Anna me ligou numa terça-feira à noite avisando quem seus pais estavam vindo de Pittsburgh, foi naquele momento que me desesperei e comecei a entrar em meu estado de noites mal dormidas. Ela marcou um jantar em família no sábado à noite, pois seria uma viagem cansativa e ela queria poder ter toda a manhã de Sábado para ficar com os pais, que já não via há umas semanas. Excelente, eu poderia fazer hora extra na colheita durante a manhã de sábado, um ótimo meio de ocupar a minha mente nesse meio tempo.
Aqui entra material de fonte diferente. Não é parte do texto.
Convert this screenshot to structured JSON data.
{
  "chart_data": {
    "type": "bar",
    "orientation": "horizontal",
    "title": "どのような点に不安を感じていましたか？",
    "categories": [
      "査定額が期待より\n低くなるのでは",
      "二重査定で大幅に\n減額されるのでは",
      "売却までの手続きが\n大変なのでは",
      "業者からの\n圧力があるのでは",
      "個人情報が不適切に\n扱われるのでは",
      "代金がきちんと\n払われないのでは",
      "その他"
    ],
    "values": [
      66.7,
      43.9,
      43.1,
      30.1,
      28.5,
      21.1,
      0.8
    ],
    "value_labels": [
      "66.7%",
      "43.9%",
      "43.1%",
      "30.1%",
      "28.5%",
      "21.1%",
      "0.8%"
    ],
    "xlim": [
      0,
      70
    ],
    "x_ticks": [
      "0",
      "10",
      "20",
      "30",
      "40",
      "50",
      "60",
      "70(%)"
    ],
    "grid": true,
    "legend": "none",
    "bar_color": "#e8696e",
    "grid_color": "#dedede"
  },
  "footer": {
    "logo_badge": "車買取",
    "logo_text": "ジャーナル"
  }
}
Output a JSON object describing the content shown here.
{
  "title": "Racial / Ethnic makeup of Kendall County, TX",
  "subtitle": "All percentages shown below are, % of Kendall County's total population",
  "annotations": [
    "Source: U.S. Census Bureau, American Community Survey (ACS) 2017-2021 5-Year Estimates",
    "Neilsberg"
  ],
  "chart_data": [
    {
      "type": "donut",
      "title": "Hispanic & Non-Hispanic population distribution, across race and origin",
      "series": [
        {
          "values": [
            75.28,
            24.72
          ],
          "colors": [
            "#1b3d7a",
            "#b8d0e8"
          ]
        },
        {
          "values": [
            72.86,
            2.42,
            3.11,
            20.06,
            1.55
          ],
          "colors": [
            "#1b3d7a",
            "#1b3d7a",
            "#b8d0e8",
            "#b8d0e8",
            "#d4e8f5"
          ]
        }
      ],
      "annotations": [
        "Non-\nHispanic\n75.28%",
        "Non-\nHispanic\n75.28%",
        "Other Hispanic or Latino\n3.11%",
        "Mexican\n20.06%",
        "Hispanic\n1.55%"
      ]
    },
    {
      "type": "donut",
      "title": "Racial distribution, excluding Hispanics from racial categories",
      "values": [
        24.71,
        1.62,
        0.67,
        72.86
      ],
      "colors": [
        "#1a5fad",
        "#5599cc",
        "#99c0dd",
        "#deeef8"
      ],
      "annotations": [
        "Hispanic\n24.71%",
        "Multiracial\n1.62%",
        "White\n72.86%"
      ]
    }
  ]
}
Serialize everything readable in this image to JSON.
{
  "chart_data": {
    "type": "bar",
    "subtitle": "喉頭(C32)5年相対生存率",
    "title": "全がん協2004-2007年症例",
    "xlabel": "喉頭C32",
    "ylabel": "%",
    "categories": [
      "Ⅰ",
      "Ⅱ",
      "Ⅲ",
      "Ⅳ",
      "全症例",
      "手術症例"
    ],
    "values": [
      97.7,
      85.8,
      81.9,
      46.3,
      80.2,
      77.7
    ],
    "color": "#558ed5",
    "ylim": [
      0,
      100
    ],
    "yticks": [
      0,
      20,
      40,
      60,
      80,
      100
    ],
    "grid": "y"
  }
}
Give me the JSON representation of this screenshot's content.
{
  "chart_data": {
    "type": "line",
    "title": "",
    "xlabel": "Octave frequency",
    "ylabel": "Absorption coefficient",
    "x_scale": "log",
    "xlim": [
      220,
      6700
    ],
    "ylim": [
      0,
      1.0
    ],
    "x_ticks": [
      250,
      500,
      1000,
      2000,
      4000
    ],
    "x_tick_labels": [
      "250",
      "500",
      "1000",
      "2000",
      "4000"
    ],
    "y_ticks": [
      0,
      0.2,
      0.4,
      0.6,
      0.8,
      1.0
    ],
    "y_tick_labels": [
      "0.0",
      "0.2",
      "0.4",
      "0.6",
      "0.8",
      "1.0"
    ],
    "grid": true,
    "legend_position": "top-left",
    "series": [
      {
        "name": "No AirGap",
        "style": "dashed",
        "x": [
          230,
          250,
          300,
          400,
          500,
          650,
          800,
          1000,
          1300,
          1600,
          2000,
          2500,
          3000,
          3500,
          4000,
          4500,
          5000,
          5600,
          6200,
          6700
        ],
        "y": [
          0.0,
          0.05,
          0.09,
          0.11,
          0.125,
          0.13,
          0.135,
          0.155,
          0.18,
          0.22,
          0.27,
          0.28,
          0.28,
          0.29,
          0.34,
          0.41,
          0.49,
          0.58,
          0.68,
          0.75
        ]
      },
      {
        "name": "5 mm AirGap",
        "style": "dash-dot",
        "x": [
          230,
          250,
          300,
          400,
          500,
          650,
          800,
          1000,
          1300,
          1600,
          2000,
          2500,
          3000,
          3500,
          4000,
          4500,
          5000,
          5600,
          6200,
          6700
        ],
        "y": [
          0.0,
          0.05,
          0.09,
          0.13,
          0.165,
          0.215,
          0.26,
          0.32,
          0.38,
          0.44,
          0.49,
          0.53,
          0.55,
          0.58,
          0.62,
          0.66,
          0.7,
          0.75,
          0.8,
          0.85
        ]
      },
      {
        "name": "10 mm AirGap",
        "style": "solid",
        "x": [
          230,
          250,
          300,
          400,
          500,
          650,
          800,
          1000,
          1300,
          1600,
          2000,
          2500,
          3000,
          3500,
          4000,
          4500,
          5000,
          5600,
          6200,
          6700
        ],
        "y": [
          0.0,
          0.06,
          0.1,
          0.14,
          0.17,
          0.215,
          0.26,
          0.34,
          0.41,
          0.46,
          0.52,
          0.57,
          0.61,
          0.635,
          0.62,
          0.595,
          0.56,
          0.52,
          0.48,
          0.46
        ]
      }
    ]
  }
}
Naquele sábado não havia nada demais, todas as coisas pareciam um tanto quanto paradas, nem parecia verão. Pude notar um grande carro estacionando próximo algumas quadras depois da minha casa, achei que meus vizinhos estivessem se mudando, era um casal jovem que mal apareciam em casa, pois trabalhavam em outra cidade; pela pouca conversa que tive com eles sempre notei que eles queriam muito sair daquela casa dada como herança pelos pais de um deles, parecia um ponta pé inicial pra se aproximarem do trabalho e começarem uma família de verdade, fiquei feliz por eles, se é que meus pensamentos estão certos.

Na verdade, eu estava certo. Saindo daquele grande carro pude ver uma garota linda, parecia ter a minha idade. Suas roupas eram um tanto quanto diferentes, não via muitas garotas da minha cidade usando saias modernas com belos suéteres no verão e com cabelos muito arrumados.

As horas passaram rápido, depois de me arrumar pro trabalho e observar as coisas que aconteciam ao redor da minha própria casa eu fui trabalhar, quando menos esperei faltavam apenas duas horas para o encontro com os Parks. Vesti uma camisa pólo, um par de calças jeans, e procurei arrumar o meu cabelo o máximo que pude pra compensar as poucas roupas que tinha. Não era algo que eu me preocupava tanto, ou parei de me preocupar durante os anos que se passaram. Também não íamos a nenhum lugar muito sofisticado, era um simples restaurante perto do centro da cidade. Minha mãe não parava de soltar elogios quando me viu descendo as escadas, parecia até a noite da minha formatura.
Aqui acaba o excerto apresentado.